Prospect Retro: Dan Haren
Dan Haren was drafted in the second round in 2001, by the Cardinals out of Pepperdine University. Some teams considered him as a late first-rounder, but the '01 class was considered rich in pitching and Haren fell to the second round, 72nd overall. He had been very successful at Pepperdine, going 11-3, 2.22 with a 97/31 K/BB in 130 innings on the season. A big guy at 6-5, 220, he worked in the 90-92 range in college but would occasionally get up to 94-95, also showing a good splitter, curveball, and changeup. He continued to pitch well in the New York-Penn League after signing, posting a 3.10 ERA with a 57/8 K/BB ratio in 52 innings, demonstrating excellent command. I gave him a Grade B- pending some higher-level data, writing that he "doesn't have the ceiling of some guys," but would likely advance rapidly through the system.

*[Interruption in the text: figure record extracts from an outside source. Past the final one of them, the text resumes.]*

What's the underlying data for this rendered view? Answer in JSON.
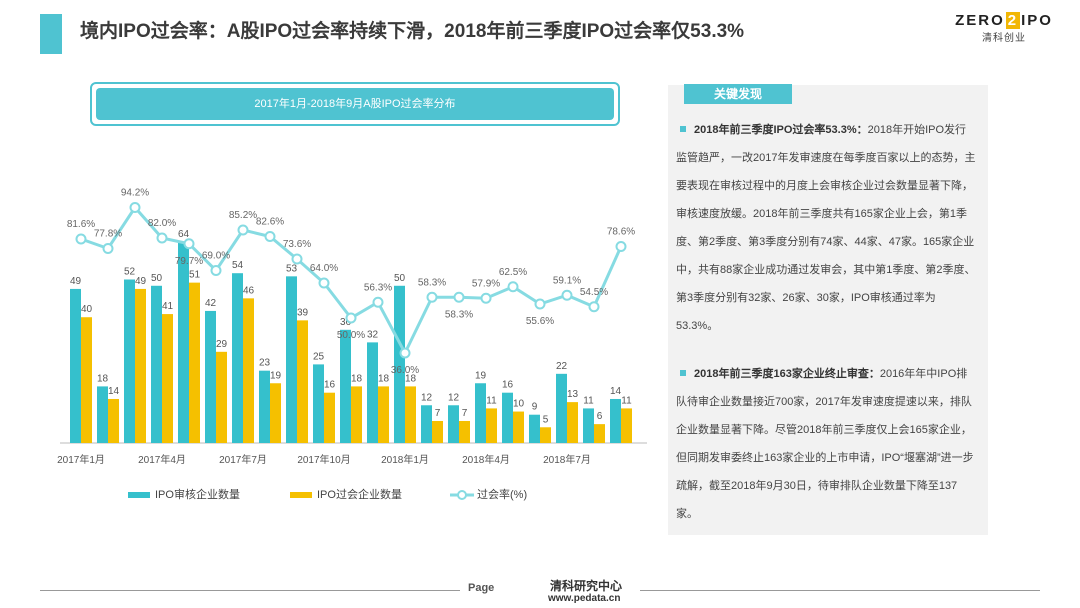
{
  "header": {
    "title": "境内IPO过会率：A股IPO过会率持续下滑，2018年前三季度IPO过会率仅53.3%",
    "logo_main_left": "ZERO",
    "logo_main_box": "2",
    "logo_main_right": "IPO",
    "logo_sub": "清科创业"
  },
  "chart_data": {
    "type": "bar",
    "title": "2017年1月-2018年9月A股IPO过会率分布",
    "categories": [
      "2017年1月",
      "2017年2月",
      "2017年3月",
      "2017年4月",
      "2017年5月",
      "2017年6月",
      "2017年7月",
      "2017年8月",
      "2017年9月",
      "2017年10月",
      "2017年11月",
      "2017年12月",
      "2018年1月",
      "2018年2月",
      "2018年3月",
      "2018年4月",
      "2018年5月",
      "2018年6月",
      "2018年7月",
      "2018年8月",
      "2018年9月"
    ],
    "x_tick_labels": [
      "2017年1月",
      "2017年4月",
      "2017年7月",
      "2017年10月",
      "2018年1月",
      "2018年4月",
      "2018年7月"
    ],
    "x_tick_indices": [
      0,
      3,
      6,
      9,
      12,
      15,
      18
    ],
    "series": [
      {
        "name": "IPO审核企业数量",
        "type": "bar",
        "color": "#35c0cc",
        "values": [
          49,
          18,
          52,
          50,
          64,
          42,
          54,
          23,
          53,
          25,
          36,
          32,
          50,
          12,
          12,
          19,
          16,
          9,
          22,
          11,
          14
        ]
      },
      {
        "name": "IPO过会企业数量",
        "type": "bar",
        "color": "#f5c000",
        "values": [
          40,
          14,
          49,
          41,
          51,
          29,
          46,
          19,
          39,
          16,
          18,
          18,
          18,
          7,
          7,
          11,
          10,
          5,
          13,
          6,
          11
        ]
      },
      {
        "name": "过会率(%)",
        "type": "line",
        "color": "#86dbe2",
        "values": [
          81.6,
          77.8,
          94.2,
          82.0,
          79.7,
          69.0,
          85.2,
          82.6,
          73.6,
          64.0,
          50.0,
          56.3,
          36.0,
          58.3,
          58.3,
          57.9,
          62.5,
          55.6,
          59.1,
          54.5,
          78.6
        ],
        "labels": [
          "81.6%",
          "77.8%",
          "94.2%",
          "82.0%",
          "79.7%",
          "69.0%",
          "85.2%",
          "82.6%",
          "73.6%",
          "64.0%",
          "50.0%",
          "56.3%",
          "36.0%",
          "58.3%",
          "58.3%",
          "57.9%",
          "62.5%",
          "55.6%",
          "59.1%",
          "54.5%",
          "78.6%"
        ]
      }
    ],
    "ylim_bar": [
      0,
      90
    ],
    "ylim_rate": [
      0,
      120
    ],
    "legend": [
      "IPO审核企业数量",
      "IPO过会企业数量",
      "过会率(%)"
    ],
    "legend_position": "bottom"
  },
  "panel": {
    "heading": "关键发现",
    "item1_title": "2018年前三季度IPO过会率53.3%：",
    "item1_body": "2018年开始IPO发行监管趋严，一改2017年发审速度在每季度百家以上的态势，主要表现在审核过程中的月度上会审核企业过会数量显著下降，审核速度放缓。2018年前三季度共有165家企业上会，第1季度、第2季度、第3季度分别有74家、44家、47家。165家企业中，共有88家企业成功通过发审会，其中第1季度、第2季度、第3季度分别有32家、26家、30家，IPO审核通过率为53.3%。",
    "item2_title": "2018年前三季度163家企业终止审查：",
    "item2_body": "2016年年中IPO排队待审企业数量接近700家，2017年发审速度提速以来，排队企业数量显著下降。尽管2018年前三季度仅上会165家企业，但同期发审委终止163家企业的上市申请，IPO“堰塞湖”进一步疏解，截至2018年9月30日，待审排队企业数量下降至137家。"
  },
  "footer": {
    "page": "Page",
    "center": "清科研究中心",
    "url": "www.pedata.cn"
  }
}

I thought he'd be a command-oriented inning-eater type.
Haren split 2002 between Peoria in the Midwest League (7-3, 1.95 with a 89/12 K/BB in 102 innings) and Potomac in the Carolina League (3-6, 3.62 with a 82/19 K/BB in 92 innings), throwing 194 innings on the season. He demonstrated excellent command as shown by the K/BB, but his velocity was down into the 88-92 range for most of the season. I wrote that Haren was "a good solid prospect, probably not a future ace, but somebody who will be a sound rotation starter if he stays healthy" and gave him a Grade B in the 2003 book.

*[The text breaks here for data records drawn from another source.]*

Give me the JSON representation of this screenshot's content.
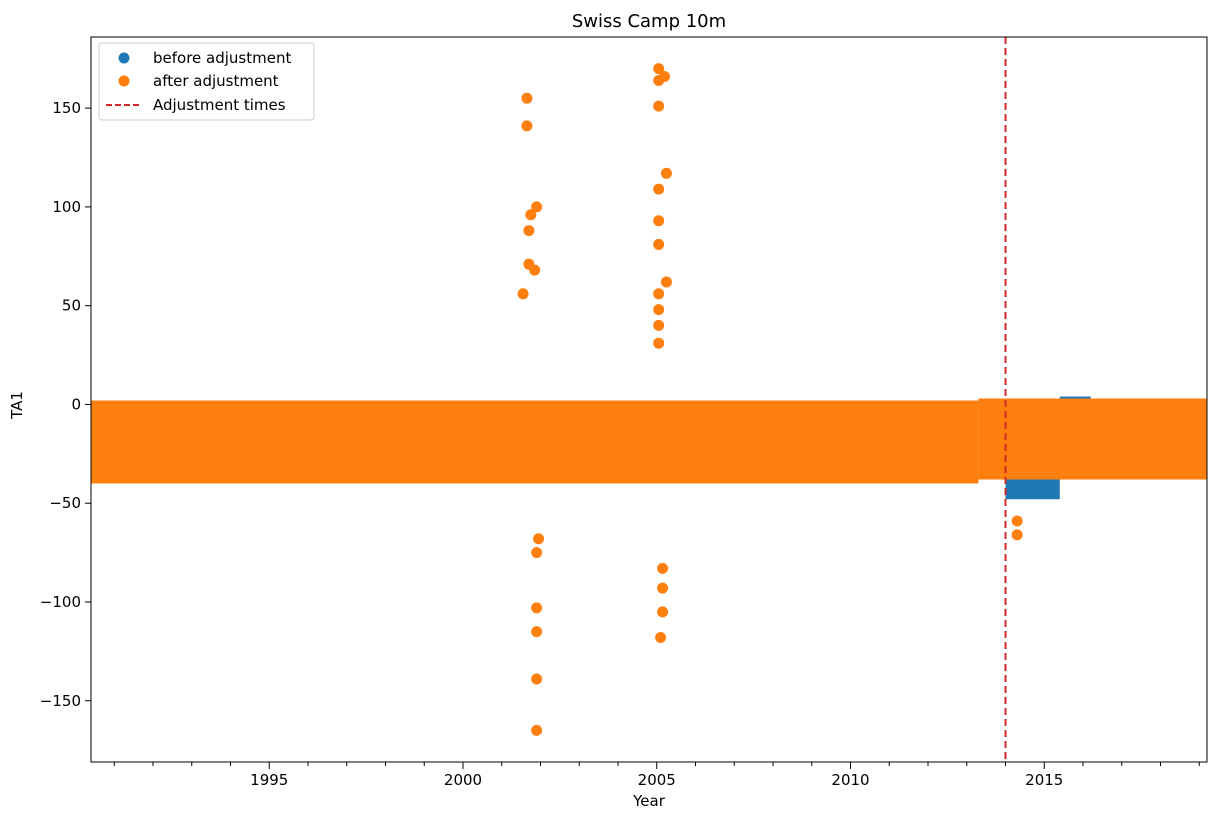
{
  "chart_data": {
    "type": "scatter",
    "title": "Swiss Camp 10m",
    "xlabel": "Year",
    "ylabel": "TA1",
    "xlim": [
      1990.4,
      2019.2
    ],
    "ylim": [
      -181,
      186
    ],
    "x_ticks": [
      1995,
      2000,
      2005,
      2010,
      2015
    ],
    "x_tick_labels": [
      "1995",
      "2000",
      "2005",
      "2010",
      "2015"
    ],
    "y_ticks": [
      -150,
      -100,
      -50,
      0,
      50,
      100,
      150
    ],
    "y_tick_labels": [
      "−150",
      "−100",
      "−50",
      "0",
      "50",
      "100",
      "150"
    ],
    "grid": false,
    "legend": {
      "position": "top-left",
      "entries": [
        {
          "label": "before adjustment",
          "marker": "circle",
          "color": "#1f77b4"
        },
        {
          "label": "after adjustment",
          "marker": "circle",
          "color": "#ff7f0e"
        },
        {
          "label": "Adjustment times",
          "marker": "dashed-line",
          "color": "#d62728"
        }
      ]
    },
    "adjustment_times": [
      2014.0
    ],
    "series": [
      {
        "name": "before adjustment",
        "color": "#1f77b4",
        "bands": [
          {
            "x": [
              2014.0,
              2015.4
            ],
            "lower": -48,
            "upper": 3
          },
          {
            "x": [
              2015.4,
              2016.2
            ],
            "lower": -28,
            "upper": 4
          }
        ]
      },
      {
        "name": "after adjustment",
        "color": "#ff7f0e",
        "bands": [
          {
            "x": [
              1990.4,
              2013.3
            ],
            "lower": -40,
            "upper": 2
          },
          {
            "x": [
              2013.3,
              2019.2
            ],
            "lower": -38,
            "upper": 3
          }
        ],
        "spikes": [
          {
            "x": 2001.65,
            "y": 155
          },
          {
            "x": 2001.65,
            "y": 141
          },
          {
            "x": 2001.75,
            "y": 96
          },
          {
            "x": 2001.7,
            "y": 88
          },
          {
            "x": 2001.9,
            "y": 100
          },
          {
            "x": 2001.7,
            "y": 71
          },
          {
            "x": 2001.85,
            "y": 68
          },
          {
            "x": 2001.55,
            "y": 56
          },
          {
            "x": 2001.95,
            "y": -68
          },
          {
            "x": 2001.9,
            "y": -75
          },
          {
            "x": 2001.9,
            "y": -103
          },
          {
            "x": 2001.9,
            "y": -115
          },
          {
            "x": 2001.9,
            "y": -139
          },
          {
            "x": 2001.9,
            "y": -165
          },
          {
            "x": 2005.05,
            "y": 170
          },
          {
            "x": 2005.05,
            "y": 164
          },
          {
            "x": 2005.2,
            "y": 166
          },
          {
            "x": 2005.05,
            "y": 151
          },
          {
            "x": 2005.25,
            "y": 117
          },
          {
            "x": 2005.05,
            "y": 109
          },
          {
            "x": 2005.05,
            "y": 93
          },
          {
            "x": 2005.05,
            "y": 81
          },
          {
            "x": 2005.25,
            "y": 62
          },
          {
            "x": 2005.05,
            "y": 56
          },
          {
            "x": 2005.05,
            "y": 48
          },
          {
            "x": 2005.05,
            "y": 40
          },
          {
            "x": 2005.05,
            "y": 31
          },
          {
            "x": 2005.15,
            "y": -83
          },
          {
            "x": 2005.15,
            "y": -93
          },
          {
            "x": 2005.15,
            "y": -105
          },
          {
            "x": 2005.1,
            "y": -118
          },
          {
            "x": 2014.3,
            "y": -66
          },
          {
            "x": 2014.3,
            "y": -59
          }
        ]
      }
    ]
  }
}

2003 saw Haren off to a brilliant start at Double-A Tennessee, going 6-0, 0.82 with a 49/6 K/BB in 55 innings. He was less effective, though still very efficient, in Triple-A with a 4.93 ERA but a 35/8 K/BB in 46 innings. Pushed into major league action, he went 3-7, 5.08 with a 43/22 K/BB in 73 innings for the Cardinals, allowing 84 hits. The general consensus was that he had been rushed, but that he at least threw some strikes. Most people still viewed him as an inning-eater type.
Haren split 2004 between Triple-A Memphis (11-4, 4.15 with a 150/33 K/BB in 128 innings, but 136 hits allowed) and St. Louis (4.50 ERA, 32/17 K/BB in 46 innings, 45 hits). His second go-around the majors was more impressive, and he posted a 1.17 ERA with the Cardinals that September. However, the Cards opted to go the veteran route for their rotation in 2005, trading Haren with Kiko Calero and Daric Barton to Oakland for Mark Mulder in December.
As you know, Haren has pitched great the last four years. His strikeout rate continues to creep upward (6.8 K/9 in '05, followed by 7.1, 7.8, and 8.6) with concurrent improvements in his control. While Haren isn't the most overpowering pitcher around in terms of pure velocity, his combination of fastball command with his cutter, slider, curve, and changeup gives him a complete arsenal that he knows how to use. He's been remarkably durable.
Looking for comparable pitchers to Haren, Sim Scores give us the following names through age 27: Scott Sanderson, John Lackey, Roy Halladay, Pete Harnisch, Kevin Millwood, Ben Sheets. Joey Hamilton, Jack Morris, Bruce Kison, Larry Christianson
All of those guys were good pitchers, though several lacked durability beyond this age.
PECOTA comps are also interesting: Gaylord Perry, Shane Reynolds, Frank Sullivan, Aaron Harang, Turk Farrell, Fergie Jenkins, Mike Mussina, Jack Morris, Pete Vukovich,Erik Hanson., Kevin Millwood, John Lackey, Frank Viola, Larry Dierker, Burt Hooton,Jack McDowell, Dennis Leonard, Don Wilson, John Matlack.
Again, all of those guys were good, even great, pitchers. Hall of Famers Perry and Jenkins were remarkably durable, with borderline candidates Mussina and Morris also having very long careers. A lot of the others hit the wall around age 30.
Which way will Haren break? I don't pretend to know. Historically the odds are against him, but there's no evidence in the current numbers of any imminent breakdown. If he lasts long enough, as long as Mussina or Morris, he would be a borderline Hall type. You can say that about a lot of successful pitchers, of course. . .few are able to show that kind of durability.